Even an issue like wealth and income inequality, once the meat and drink of class-based national politics in the old democracies, is not immune. Inequality is likely to grow, as Thomas Piketty has argued. National solutions will not work. High tax rates in one country are liable to be undercut by competitor countries, sometimes gleefully and deliberately, as in the case of George Osborne's explicit decision to cut corporation tax rates. The only solution is international agreement on tax avoidance, evasion and minimum tax rates. Goodbye nation state.
Take the prosperity brought by large-scale mass production. The US is so rich in part because of its huge domestic market. If we want our European companies to produce at scale, they have to be able to make the same product for the whole European market. For such a single market to work, every national market has to have similar consumer safety, health and environmental standards. That means at least Europe-wide – and maybe soon transatlantic – rule-setting. Goodbye nation state.
Then there is clean water and unpolluted air. Climate change alone makes the case for international action: without it, we are heading inexorably for such extreme weather events that our prosperity will be cataclysmically undermined. Ask the insurers: one group of private companies only too aware of the rising costs and damage of climate change.
Take even an area traditionally central to the nation state, such as crime. The European arrest warrant and speedy extradition are responses to the easyJet age. Cybercrime disrespects frontiers as readily as air or sea pollution. Fraud in London may begin in Singapore, and involve counterparties in Zurich. Policing is international, or it is flat-footed.

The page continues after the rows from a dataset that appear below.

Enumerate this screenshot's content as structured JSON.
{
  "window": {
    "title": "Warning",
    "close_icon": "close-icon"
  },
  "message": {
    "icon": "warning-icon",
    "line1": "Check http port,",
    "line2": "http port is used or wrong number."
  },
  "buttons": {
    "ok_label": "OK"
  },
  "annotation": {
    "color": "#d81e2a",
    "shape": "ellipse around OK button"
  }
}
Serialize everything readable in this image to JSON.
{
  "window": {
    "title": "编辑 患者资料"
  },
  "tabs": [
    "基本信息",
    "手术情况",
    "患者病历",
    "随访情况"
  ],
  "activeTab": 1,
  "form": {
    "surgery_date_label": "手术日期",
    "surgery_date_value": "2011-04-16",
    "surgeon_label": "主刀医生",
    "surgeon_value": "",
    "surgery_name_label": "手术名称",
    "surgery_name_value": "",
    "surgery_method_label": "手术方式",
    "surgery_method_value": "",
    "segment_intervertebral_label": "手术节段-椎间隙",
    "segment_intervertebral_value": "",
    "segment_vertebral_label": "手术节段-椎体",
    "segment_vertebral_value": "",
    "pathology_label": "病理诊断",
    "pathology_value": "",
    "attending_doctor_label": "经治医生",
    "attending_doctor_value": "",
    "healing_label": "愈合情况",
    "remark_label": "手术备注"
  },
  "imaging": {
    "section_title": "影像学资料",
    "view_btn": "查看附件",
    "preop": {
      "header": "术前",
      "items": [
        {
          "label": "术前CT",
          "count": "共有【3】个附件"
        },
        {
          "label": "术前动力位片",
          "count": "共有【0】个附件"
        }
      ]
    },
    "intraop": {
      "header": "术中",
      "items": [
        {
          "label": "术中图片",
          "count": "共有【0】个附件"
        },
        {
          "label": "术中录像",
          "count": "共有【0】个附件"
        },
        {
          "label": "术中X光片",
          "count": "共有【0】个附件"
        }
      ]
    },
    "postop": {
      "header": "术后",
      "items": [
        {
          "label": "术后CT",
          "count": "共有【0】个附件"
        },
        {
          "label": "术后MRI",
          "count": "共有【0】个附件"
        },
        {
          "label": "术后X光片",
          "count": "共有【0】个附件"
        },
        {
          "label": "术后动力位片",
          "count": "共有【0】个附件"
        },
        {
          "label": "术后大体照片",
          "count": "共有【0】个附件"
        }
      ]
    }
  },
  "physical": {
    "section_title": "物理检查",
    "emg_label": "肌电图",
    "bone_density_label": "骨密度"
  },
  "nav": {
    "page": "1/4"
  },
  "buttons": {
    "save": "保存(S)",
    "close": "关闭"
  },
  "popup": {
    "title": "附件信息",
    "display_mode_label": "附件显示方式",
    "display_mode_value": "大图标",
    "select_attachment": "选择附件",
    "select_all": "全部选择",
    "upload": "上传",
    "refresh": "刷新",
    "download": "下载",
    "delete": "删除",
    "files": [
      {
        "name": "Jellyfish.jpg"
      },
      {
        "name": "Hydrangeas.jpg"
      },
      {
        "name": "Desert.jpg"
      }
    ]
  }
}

If we cannot grasp these global issues – fundamental to our future prosperity and to our belief in the efficacy of the public realm – the disillusion with national politics will fester. When problems are global, solutions must match. Power is increasingly going to be wielded supranationally. That, in turn, brings the challenge of how to make politics work across language and cultural barriers.
This is not a counsel of despair. We have solved global problems such as the hole in the ozone layer. There are also examples of successful, multilingual democracies that provide a model for the public accountability of international power: India, Switzerland and Canada. (I could add Belgium and Luxembourg, but that is more contentious.) Language barriers may even melt as voice-recognition technology gives everyone a hand-held interpreter.
But we need a public debate about where the real problems in our democracy lie, rather than hankering for some mystic past in which powerful nations resolved simple problems with the smack of firm government. David Cameron needs to spell out some home truths to his own party, and start to provide some answers himself.
The greatest democratic problem today is the weakening power of the nation state faced by threats stretching beyond its borders. The nation's weakness is fatally wounding the prestige of its political elites. Pity the mediocre Juncker, for he carries all the expectations of this new and frightening world.